School of Engineering, Ecole Polytechnique Fédérale de Lausanne (EPFL), 1015, Lausanne, Switzerland.
Service of Geriatric Medicine, Centre Hospitalier Universitaire Vaudois (CHUV), 1066, Epalinges, Switzerland.
Med Biol Eng Comput. 2018 Aug;56(8):1403-1412. doi: 10.1007/s11517-017-1778-8. Epub 2018 Jan 12.
The frequency and quality of sit-to-stand and stand-to-sit postural transitions decrease with age and are highly relevant for fall risk assessment. Accurate classification and characterization of these transitions in daily life of older adults are therefore needed. In this study, we propose to use instrumented shoes for postural transition classification as well as transition duration estimation from insole force signals. In the first part, data were collected with 10 older adults and 10 young participants performing transitions in the laboratory while wearing the instrumented shoes, without arm assistance. A wavelet approach was used to transform the insole force data, and candidate events were selected for transition duration estimation. Transition durations were then validated against a model based on force plate reference. Vertical force estimation was also compared to force plate measurement. In the second part, postural transitions were classified in daily life using the instrumented shoes and validated against a highly accurate wearable system. Transition duration was estimated with an error ranging from 10 to 20% while the error for vertical force estimation was 7%. Postural transition classification was achieved with excellent sensitivity and precision exceeding 90%. In conclusion, the instrumented shoes are suitable for classifying and characterizing postural transitions in daily life conditions of healthy older adults. Graphical abstract "Experimental setup showing instrumented shoes, reference force plate, as well as IMUs used for postural transition classification and duration estimation comparison".

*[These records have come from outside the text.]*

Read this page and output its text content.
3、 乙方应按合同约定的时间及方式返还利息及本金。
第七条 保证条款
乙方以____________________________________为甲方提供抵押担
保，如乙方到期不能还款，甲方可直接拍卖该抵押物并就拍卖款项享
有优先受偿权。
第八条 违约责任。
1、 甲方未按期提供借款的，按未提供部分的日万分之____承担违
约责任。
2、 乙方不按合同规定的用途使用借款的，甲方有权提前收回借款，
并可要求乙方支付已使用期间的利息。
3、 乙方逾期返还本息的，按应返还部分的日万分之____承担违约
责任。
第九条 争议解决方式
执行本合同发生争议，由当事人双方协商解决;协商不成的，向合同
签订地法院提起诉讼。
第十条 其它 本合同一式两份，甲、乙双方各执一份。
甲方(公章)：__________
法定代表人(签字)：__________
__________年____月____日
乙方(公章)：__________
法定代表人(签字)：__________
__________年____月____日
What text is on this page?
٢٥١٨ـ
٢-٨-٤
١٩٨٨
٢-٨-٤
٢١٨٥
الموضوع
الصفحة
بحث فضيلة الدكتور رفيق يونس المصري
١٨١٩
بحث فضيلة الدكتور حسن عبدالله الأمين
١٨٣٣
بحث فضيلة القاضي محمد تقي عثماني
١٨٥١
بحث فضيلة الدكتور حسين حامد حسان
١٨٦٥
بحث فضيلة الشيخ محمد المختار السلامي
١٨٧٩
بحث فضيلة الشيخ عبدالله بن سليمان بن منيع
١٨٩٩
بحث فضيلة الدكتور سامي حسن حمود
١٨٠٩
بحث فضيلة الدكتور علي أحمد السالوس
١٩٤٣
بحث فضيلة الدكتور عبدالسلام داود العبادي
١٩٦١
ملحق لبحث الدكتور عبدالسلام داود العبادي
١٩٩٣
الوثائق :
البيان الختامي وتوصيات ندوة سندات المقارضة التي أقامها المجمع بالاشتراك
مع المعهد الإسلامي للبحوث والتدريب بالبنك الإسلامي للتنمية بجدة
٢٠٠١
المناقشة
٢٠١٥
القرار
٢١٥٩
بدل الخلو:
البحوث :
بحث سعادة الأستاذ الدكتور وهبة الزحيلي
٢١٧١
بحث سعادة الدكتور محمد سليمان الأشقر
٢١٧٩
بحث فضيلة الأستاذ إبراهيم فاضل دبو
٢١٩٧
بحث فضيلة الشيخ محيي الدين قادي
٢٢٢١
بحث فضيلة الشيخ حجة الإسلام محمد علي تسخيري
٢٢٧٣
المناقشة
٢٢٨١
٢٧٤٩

坐-站和站-坐姿势转换的频率和质量随着年龄的增长而降低,与跌倒风险评估高度相关。因此,需要在老年人的日常生活中准确地对这些转换进行分类和描述。在这项研究中,我们提出使用仪器化的鞋子来进行姿势转换分类,以及从鞋垫力信号中估计转换的持续时间。在第一部分,数据是通过 10 名老年人和 10 名年轻参与者在实验室中穿着仪器化的鞋子、没有手臂辅助的情况下进行转换收集的。使用小波方法对鞋垫力数据进行转换,并选择候选事件进行转换持续时间估计。然后,将转换持续时间与基于力板参考的模型进行验证。还比较了垂直力估计与力板测量。在第二部分,使用仪器化的鞋子在日常生活中对姿势转换进行分类,并与高精度的可穿戴系统进行验证。转换持续时间的估计误差在 10%到 20%之间,而垂直力估计的误差为 7%。姿势转换分类的灵敏度和精度均超过 90%,达到了优秀水平。总之,仪器化的鞋子适用于对健康老年人日常生活中的姿势转换进行分类和描述。